Lhbti-emancipatie: beter; nog niet klaar

19 January 2019, 11:55 uur
Algemeen
mainImage
Digitaal Dagblad
Lhbti-emancipatie: beter; nog niet klaar

Maandag op de kop af vijftig jaar geleden stonden tientallen mannen en vrouwen op het Binnenhof in Den Haag. Ze protesteerden tegen artikel 248bis uit het Wetboek van Strafrecht, dat seks verbiedt met iemand van hetzelfde geslacht onder de 21 jaar. De minimumleeftijd voor heteroseks ligt op 16 jaar. ''Wij zijn toch óók mensen van vlees en bloed?", staat op een spandoek. Het omstreden artikel gaat in 1971 van tafel.

Astrid Oosenbrug (50), de huidige voorzitter van belangenorganisatie COC, vindt dat er in die vijftig jaar veel is bereikt. ''Vooral op wettelijk gebied: het is niet meer strafbaar. Het huwelijk is opengesteld. Ook de acceptatie is verbeterd. Waar in de jaren 60 nog 40 procent van de bevolking negatief was, is dat nu minder dan 10 procent."

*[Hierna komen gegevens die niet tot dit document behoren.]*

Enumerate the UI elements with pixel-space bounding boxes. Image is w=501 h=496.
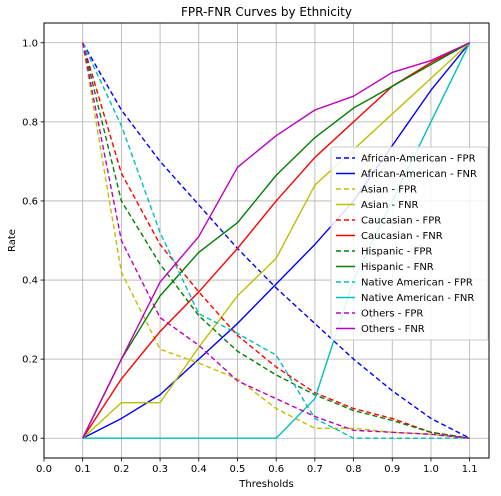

Maar er is nog wel een wereld te winnen, stelt ze, vooral bij jongeren die het moeilijk vinden uit de kast te komen, ook al omdat 'homo' nog steeds het meestgebruikte scheldwoord is. ''En ouderen die in verpleeghuizen soms zelfs weer voor de tweede keer uit de kast moeten komen. Het wordt daar vaak moeilijk geaccepteerd, er wordt gepest."

Ook de rol van het COC is veranderd. Van sociale activiteiten en voorlichten is die rol verschoven naar veel zichtbaarder zijn, in overleg gaan met onderwijs, verpleeghuiszorg, kerken en politiek. ''Na die Nashville-verklaring zijn we met de kerken gaan praten, hebben ze gevraagd om in actie te komen. En dat hebben ze gedaan. Geweldig, overal hing de regenboogvlag." En na het oordeel van de rechtbank in Dordrecht dat geweld tegen twee homoseksuele mannen niet was ingegeven door homohaat, trok het COC bij de regering aan de bel. ''Dat geweld zijn we zat."

Onder artikel 248bis (dat in 1911 in het wetboek kwam) zijn duizenden homoseksuelen vervolgd, veelal mannen. ''Zeker 2500 mensen zijn erop veroordeeld en kregen celstraf. Er was echt sprake van vervolging. De zedenpolitie had kaartenbakken met namen van vermoedelijke homo's. Ouders en buren werden geïnformeerd. Een baan als ambtenaar kon je vergeten. Er zijn toen veel levens verwoest." Minister Kajsa Ollongren van Binnenlandse Zaken heeft, op aandringen van het COC, een onderzoek naar die 'homolijsten' aangekondigd. ''We willen dat er echt schoon schip wordt gemaakt. Erken de slachtoffers van 248bis, voor zover die nog leven, en ga met ze in gesprek", aldus Oosenbrug.